Mağaza kiralama sözleşmelerinde, genelde kiracının sözleşme bitim süresinden önce çıkmayı talep etmesi durumunda sözleşme bitimine kadar olan kiraları peşinen ödeyeceğine dair bir madde bulunur. Mağazayı kiralamanıza rağmen bir nedenden dolayı bir süre sonra AVM’den çıkmak isterseniz, ihbar süresinden sonraki kiraları ödemek zorunda değilsiniz. Bu konudaki ihtilaflardan doğan davalarda mahkemeler kiracı lehine karar vermekte ve kalan kiraların ödenmesine gerek görmemektedir.

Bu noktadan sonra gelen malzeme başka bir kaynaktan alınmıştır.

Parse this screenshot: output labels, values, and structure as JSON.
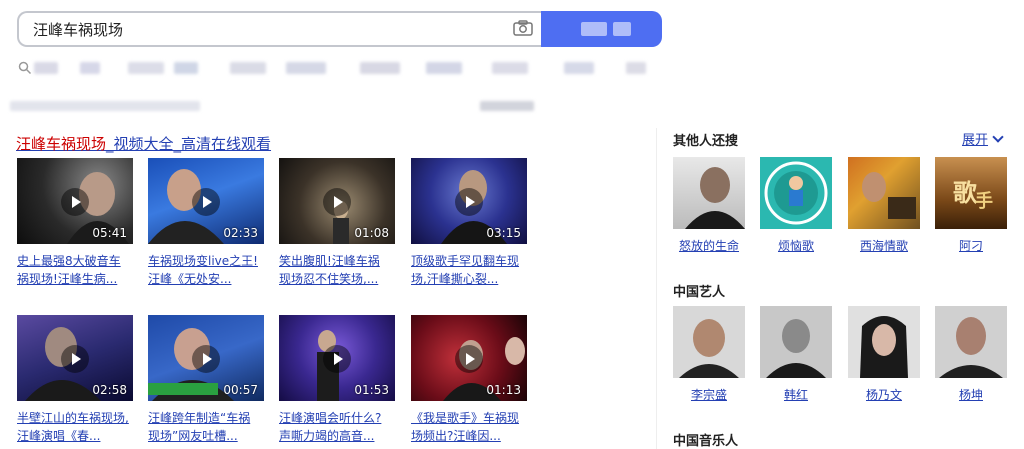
{
  "search": {
    "query": "汪峰车祸现场"
  },
  "result": {
    "title_em": "汪峰车祸现场",
    "title_rest": "_视频大全_高清在线观看"
  },
  "videos": [
    {
      "duration": "05:41",
      "line1": "史上最强8大破音车",
      "line2": "祸现场!汪峰生病..."
    },
    {
      "duration": "02:33",
      "line1": "车祸现场变live之王!",
      "line2": "汪峰《无处安..."
    },
    {
      "duration": "01:08",
      "line1": "笑出腹肌!汪峰车祸",
      "line2": "现场忍不住笑场,..."
    },
    {
      "duration": "03:15",
      "line1": "顶级歌手罕见翻车现",
      "line2": "场,汗峰撕心裂..."
    },
    {
      "duration": "02:58",
      "line1": "半壁江山的车祸现场,",
      "line2": "汪峰演唱《春..."
    },
    {
      "duration": "00:57",
      "line1": "汪峰跨年制造“车祸",
      "line2": "现场”网友吐槽..."
    },
    {
      "duration": "01:53",
      "line1": "汪峰演唱会听什么?",
      "line2": "声嘶力竭的高音..."
    },
    {
      "duration": "01:13",
      "line1": "《我是歌手》车祸现",
      "line2": "场频出?汪峰因..."
    }
  ],
  "sidebar": {
    "others_title": "其他人还搜",
    "expand_label": "展开",
    "others": [
      {
        "name": "怒放的生命"
      },
      {
        "name": "烦恼歌"
      },
      {
        "name": "西海情歌"
      },
      {
        "name": "阿刁"
      }
    ],
    "artists_title": "中国艺人",
    "artists": [
      {
        "name": "李宗盛"
      },
      {
        "name": "韩红"
      },
      {
        "name": "杨乃文"
      },
      {
        "name": "杨坤"
      }
    ],
    "musicians_title": "中国音乐人"
  },
  "colors": {
    "accent": "#4e6ef2",
    "link": "#2440b3",
    "highlight": "#c00000"
  }
}
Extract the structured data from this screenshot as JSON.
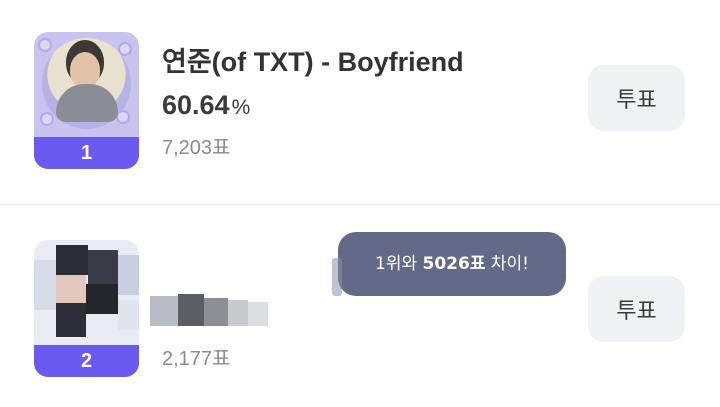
{
  "entries": [
    {
      "rank": "1",
      "title": "연준(of TXT) - Boyfriend",
      "percent_value": "60.64",
      "percent_unit": "%",
      "votes": "7,203표",
      "vote_label": "투표"
    },
    {
      "rank": "2",
      "votes": "2,177표",
      "vote_label": "투표"
    }
  ],
  "tooltip": {
    "prefix": "1위와 ",
    "diff": "5026표",
    "suffix": " 차이!"
  },
  "colors": {
    "rank_badge": "#6a5af0",
    "tooltip_bg": "#636a88",
    "button_bg": "#f0f1f5"
  }
}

Zaten bunu bilen AVM’ler ayrılmak isteyen kiracıların başta gözünü korkutsalar da sonradan uzlaşma önermektedirler.

Ara Not: Siz siz olun mutlaka mağaza kiralama sözleşmelerini avukatınıza okutarak görüş alın. Özellikle de “fesih” maddelerini çok iyi yorumlayın.

AVM’den çıkarken mağazanız için yaptığınız yatırımı geri isteyemezsiniz. Ama arzu ederseniz altyapı ve sabit dekorasyon malzemelerinizi söküp götürebilirsiniz. Bunu tavsiye etmem. Çünkü ekstra maliyet olur sizin için ve söktükleriniz işinize yaramaz. Size yar olmadıysa bırakın yerinize gelecek markaya yar olsun.

Aslında AVM’den ayrılmayı kafanıza koyduysanız, yerinize başkasını yerleştirmeyi siz kurgulayın. Çevreniz genişse fısıltı mekanizmasını işleterek, örneğin “iyi bir hava parası alırsam hemen devrederim” gibi cümleler kurarak talipliler bulabilirsiniz. Böylece devir parası alarak mağazanızı başka bir markaya teslim etmeniz de mümkün olabilir. Tabi bunun için mağazanızı devredeceğiniz markayı AVM de kabul etmelidir. Kabul ettiyse devredeceğiniz markayla aranızdaki hava parası alışverişine AVM karışamaz.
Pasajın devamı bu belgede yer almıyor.